LHC is a ring-shaped particle accelerator built primarily to produce the Higgs boson, the missing link in the standard model of particle physics of the time. Built in a tunnel under the Swiss-French border, the 27-kilometer (about 17-mile) device will propel protons and antiprotons in counter-rotating jets in circular vacuum tubes at up to 99.9999991% the speed of light. Accelerate.
At three
locations along the ring, jets of accelerated particles can be directed into
high-energy collisions, restoring conditions comparable to those in the
universe with temperatures exceeding 100 degrees Celsius just seconds after the
hot Big Bang. To do. Billions of degrees. The particle droplet trajectories
produced by these violent head-on collisions are detected by millions of
sensors stacked like mini Lego blocks on giant detectors such as ATLAS
detectors and Compact Muon Solenoids (CMS). increase.

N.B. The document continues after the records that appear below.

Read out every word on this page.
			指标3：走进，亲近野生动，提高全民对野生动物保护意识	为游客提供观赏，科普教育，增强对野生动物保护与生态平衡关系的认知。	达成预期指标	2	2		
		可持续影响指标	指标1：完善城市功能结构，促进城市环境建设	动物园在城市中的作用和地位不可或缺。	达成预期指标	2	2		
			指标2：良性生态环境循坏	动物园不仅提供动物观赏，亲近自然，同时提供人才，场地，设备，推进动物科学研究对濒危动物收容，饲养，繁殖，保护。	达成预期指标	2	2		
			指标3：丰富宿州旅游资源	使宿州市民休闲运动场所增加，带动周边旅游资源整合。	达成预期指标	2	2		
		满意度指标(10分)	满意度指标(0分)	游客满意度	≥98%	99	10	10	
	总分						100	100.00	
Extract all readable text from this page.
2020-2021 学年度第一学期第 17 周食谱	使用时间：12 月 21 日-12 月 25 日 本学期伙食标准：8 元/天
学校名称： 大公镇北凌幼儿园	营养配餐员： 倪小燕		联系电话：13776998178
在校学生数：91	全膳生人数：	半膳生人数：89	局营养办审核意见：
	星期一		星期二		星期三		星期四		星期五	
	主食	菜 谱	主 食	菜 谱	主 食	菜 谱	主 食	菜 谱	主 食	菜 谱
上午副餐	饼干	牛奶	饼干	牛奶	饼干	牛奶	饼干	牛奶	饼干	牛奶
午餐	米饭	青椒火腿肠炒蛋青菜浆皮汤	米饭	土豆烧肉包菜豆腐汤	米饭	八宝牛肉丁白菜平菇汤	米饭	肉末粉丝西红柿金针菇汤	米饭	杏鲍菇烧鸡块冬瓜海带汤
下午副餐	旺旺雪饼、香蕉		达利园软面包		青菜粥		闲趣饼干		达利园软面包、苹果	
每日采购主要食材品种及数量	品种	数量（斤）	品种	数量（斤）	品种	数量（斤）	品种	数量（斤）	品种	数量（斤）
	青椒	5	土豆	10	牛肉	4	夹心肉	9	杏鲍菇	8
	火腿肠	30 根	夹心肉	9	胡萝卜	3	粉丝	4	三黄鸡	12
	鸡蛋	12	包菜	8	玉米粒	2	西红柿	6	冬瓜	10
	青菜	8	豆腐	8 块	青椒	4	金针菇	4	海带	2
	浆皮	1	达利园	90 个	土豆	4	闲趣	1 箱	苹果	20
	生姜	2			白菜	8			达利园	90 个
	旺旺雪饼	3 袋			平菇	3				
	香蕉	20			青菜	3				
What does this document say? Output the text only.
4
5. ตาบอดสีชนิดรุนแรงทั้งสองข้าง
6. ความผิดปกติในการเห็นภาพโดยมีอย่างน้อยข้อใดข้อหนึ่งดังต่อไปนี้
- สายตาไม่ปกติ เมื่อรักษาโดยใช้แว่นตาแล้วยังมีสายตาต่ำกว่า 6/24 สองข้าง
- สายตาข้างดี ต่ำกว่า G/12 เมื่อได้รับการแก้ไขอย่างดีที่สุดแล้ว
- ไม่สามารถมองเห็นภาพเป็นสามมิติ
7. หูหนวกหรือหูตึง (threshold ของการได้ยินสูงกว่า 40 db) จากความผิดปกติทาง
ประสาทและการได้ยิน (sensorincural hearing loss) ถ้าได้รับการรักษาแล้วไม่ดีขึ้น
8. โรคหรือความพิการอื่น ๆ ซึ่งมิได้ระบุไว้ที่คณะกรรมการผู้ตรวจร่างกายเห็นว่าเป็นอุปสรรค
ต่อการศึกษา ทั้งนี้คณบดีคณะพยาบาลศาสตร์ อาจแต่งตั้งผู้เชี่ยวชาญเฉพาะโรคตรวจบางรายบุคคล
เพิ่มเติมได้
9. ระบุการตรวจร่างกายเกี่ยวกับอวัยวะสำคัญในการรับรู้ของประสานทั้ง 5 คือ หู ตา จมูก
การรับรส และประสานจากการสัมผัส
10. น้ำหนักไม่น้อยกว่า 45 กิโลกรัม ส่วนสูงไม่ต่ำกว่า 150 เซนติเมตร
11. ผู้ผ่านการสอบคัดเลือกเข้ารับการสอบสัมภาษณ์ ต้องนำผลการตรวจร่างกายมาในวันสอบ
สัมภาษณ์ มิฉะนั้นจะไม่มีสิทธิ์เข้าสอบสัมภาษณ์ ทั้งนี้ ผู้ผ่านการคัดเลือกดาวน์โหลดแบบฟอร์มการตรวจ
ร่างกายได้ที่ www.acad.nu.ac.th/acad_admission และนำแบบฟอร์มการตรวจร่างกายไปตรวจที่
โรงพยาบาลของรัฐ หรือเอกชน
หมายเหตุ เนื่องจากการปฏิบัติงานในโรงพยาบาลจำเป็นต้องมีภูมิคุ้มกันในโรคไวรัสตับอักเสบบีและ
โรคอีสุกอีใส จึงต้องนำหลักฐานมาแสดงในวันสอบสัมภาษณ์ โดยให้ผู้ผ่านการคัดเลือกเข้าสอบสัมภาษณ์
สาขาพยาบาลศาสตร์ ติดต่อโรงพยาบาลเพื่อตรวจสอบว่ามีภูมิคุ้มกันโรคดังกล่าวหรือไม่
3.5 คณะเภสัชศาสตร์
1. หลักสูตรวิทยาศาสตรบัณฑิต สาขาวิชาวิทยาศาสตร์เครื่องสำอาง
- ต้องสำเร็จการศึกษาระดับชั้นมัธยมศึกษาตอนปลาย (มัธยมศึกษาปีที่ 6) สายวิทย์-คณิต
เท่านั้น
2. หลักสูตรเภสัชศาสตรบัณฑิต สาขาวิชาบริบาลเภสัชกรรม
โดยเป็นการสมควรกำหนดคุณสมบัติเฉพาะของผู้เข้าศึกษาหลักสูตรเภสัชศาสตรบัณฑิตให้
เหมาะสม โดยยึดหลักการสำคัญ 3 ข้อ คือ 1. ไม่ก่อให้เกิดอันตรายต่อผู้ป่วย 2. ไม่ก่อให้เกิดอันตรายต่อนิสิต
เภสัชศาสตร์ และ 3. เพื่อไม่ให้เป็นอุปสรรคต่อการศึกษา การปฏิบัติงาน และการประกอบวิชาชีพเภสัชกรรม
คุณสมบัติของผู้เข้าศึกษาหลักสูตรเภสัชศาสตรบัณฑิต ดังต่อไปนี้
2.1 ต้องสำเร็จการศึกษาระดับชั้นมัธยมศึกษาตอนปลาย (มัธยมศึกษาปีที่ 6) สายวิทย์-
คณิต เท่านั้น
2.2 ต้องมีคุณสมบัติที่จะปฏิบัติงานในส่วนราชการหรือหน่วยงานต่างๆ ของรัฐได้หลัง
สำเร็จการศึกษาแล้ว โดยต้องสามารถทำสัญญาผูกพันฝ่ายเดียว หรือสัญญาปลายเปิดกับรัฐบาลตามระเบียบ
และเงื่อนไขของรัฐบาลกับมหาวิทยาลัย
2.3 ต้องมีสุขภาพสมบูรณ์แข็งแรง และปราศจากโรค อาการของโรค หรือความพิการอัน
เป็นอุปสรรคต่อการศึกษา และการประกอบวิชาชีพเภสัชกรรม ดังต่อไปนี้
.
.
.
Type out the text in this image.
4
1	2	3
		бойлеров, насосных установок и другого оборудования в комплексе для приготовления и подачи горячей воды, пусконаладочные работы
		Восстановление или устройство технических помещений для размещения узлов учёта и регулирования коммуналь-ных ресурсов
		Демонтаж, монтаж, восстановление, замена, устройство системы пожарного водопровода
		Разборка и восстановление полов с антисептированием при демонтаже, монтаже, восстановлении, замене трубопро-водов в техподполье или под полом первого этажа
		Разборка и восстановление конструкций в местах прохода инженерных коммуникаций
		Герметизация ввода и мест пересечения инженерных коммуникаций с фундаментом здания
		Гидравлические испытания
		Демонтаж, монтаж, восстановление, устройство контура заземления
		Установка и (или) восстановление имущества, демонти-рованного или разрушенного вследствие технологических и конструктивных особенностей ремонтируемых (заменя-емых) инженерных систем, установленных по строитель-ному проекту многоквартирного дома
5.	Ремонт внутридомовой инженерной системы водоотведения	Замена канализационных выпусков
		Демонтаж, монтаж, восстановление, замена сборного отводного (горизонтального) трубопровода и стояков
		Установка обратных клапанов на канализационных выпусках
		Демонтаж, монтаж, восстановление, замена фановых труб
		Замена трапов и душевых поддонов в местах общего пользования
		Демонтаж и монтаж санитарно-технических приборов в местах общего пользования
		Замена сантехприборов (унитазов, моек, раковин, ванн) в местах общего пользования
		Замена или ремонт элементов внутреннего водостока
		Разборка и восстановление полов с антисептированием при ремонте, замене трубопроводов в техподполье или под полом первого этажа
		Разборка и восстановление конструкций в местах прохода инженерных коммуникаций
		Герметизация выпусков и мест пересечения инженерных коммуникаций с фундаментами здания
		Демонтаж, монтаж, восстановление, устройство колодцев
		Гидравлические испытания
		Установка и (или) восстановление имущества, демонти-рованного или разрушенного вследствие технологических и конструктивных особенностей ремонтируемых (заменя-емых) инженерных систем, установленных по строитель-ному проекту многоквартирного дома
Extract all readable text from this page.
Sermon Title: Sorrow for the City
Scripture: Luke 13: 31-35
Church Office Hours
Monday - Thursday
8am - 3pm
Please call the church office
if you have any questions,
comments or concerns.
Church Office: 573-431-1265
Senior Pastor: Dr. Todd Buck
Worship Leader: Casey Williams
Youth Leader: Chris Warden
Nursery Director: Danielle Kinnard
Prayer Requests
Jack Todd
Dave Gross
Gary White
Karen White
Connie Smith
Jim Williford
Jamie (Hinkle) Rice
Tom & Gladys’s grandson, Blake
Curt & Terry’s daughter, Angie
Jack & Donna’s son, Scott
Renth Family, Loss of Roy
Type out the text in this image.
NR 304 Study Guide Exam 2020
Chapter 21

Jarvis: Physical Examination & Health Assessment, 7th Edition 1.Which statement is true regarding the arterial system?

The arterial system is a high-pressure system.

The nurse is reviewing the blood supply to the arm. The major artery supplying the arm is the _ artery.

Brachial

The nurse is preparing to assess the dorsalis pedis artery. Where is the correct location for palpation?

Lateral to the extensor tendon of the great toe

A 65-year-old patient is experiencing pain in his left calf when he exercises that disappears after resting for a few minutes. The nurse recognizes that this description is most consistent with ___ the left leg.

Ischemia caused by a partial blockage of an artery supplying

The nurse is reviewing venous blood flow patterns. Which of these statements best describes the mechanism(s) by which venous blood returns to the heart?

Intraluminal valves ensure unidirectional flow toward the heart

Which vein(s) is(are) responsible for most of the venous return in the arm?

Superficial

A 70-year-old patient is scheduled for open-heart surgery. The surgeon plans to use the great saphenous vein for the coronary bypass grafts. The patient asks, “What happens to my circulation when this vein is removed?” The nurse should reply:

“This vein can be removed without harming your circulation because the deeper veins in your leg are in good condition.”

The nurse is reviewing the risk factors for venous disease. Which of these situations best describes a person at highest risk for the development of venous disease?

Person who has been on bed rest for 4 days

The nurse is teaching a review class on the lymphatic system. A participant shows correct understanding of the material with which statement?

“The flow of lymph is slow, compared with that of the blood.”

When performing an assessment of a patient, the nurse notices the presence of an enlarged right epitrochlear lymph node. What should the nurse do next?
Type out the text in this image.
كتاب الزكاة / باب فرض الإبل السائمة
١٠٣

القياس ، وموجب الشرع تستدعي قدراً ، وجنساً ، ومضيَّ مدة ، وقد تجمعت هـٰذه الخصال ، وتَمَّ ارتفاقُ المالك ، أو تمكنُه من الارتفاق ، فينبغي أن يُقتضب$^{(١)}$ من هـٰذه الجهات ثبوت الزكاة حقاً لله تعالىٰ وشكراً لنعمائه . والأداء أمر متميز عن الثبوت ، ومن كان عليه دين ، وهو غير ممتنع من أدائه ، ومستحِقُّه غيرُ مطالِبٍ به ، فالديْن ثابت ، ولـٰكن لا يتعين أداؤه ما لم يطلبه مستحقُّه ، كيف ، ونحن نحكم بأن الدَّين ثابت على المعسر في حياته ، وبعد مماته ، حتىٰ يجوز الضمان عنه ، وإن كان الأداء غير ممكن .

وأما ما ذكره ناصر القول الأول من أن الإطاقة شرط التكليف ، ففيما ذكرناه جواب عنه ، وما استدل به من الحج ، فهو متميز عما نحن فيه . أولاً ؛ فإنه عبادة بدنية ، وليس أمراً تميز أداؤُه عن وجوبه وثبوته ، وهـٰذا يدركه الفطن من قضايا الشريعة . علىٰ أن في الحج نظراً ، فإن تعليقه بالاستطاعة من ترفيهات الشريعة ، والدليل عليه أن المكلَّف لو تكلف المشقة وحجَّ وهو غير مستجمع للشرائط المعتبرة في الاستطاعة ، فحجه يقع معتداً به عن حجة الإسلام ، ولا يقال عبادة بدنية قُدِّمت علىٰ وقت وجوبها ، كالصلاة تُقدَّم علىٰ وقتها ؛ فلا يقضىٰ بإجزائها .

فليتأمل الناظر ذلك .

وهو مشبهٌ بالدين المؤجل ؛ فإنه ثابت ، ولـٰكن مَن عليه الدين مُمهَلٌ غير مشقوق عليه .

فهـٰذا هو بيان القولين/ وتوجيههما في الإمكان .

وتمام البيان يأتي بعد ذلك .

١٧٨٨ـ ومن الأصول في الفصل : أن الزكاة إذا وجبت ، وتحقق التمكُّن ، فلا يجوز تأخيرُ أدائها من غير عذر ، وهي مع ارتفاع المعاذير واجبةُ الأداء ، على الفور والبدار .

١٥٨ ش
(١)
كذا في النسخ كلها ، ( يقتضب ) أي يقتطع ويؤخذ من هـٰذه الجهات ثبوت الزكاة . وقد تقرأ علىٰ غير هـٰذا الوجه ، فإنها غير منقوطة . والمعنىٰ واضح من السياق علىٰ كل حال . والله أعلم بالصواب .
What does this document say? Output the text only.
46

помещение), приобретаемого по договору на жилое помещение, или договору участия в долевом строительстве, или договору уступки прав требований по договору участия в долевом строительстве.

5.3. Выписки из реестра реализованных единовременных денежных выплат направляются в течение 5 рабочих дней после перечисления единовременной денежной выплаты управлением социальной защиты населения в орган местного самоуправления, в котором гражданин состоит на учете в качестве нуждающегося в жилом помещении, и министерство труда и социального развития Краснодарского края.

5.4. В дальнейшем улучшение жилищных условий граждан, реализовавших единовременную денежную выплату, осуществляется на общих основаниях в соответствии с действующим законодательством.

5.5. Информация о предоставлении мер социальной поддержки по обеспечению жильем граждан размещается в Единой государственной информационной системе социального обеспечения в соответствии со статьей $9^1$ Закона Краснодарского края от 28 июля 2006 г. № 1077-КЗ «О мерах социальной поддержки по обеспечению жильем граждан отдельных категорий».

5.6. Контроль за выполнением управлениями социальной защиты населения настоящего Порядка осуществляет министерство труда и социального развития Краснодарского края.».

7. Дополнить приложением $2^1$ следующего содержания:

Image of the Compact Muon Solenoid (CMS). (Credit: Naeblys via Getty Images) The case was quickly dismissed on the grounds that "a speculative fear of future harm is not, in fact, sufficient harm to warrant standing." An explosion had occurred on an earlier attempt, and ATLAS and her CMS detector soon found traces of the Higgs boson in the debris from the particle collision. But so far the LHC has not produced a black hole. Why was it not completely unreasonable for Stephen, and I think Heuer, to expect that the LHC might be able to generate black holes? is the collapsed remnant of a massive star. But this is too narrow a field of view. Anything can become a black hole if squeezed into a small enough volume. Even a single proton-antiproton pair accelerated to near the speed of light and collided in a powerful particle accelerator can form a black hole if the collision concentrates enough energy into a small enough volume. will be done. It would certainly be a small black hole of ephemeral existence, as it would evaporate instantly if it emitted Hawking radiation
If Steven and Hoyer's wish to create a black hole had come true, it would have allowed dozens of particle physicists to study nature at ever-shorter distances by colliding particles with ever-higher energies. It would have meant the year-long quest was over. Particle accelerators are similar to microscopes, but gravity appears to fundamentally limit their resolution, causing black holes to form if the energy is raised too high to probe increasingly smaller volumes.
At
this point, adding more energy to the collider would create a larger black
hole, rather than adding more energy. Interestingly, therefore, gravity and
black holes completely subvert the conventional physics assumption that higher
energies explore shorter distances. The end point in building increasingly
large accelerators seems to be the emergence of macroscopically curved
space-time rather than the tiny primitive building blocks that are the ultimate
dream of every reductionist. Gravity shortens short distances to long
distances, and the structure of physical reality is essentially an ordered
system of nested scales that can be cut apart one by one to reach minute
components. I mock the deep-rooted notion that Gravity, and thus space-time
itself, seems to have an element of anti-reductionism.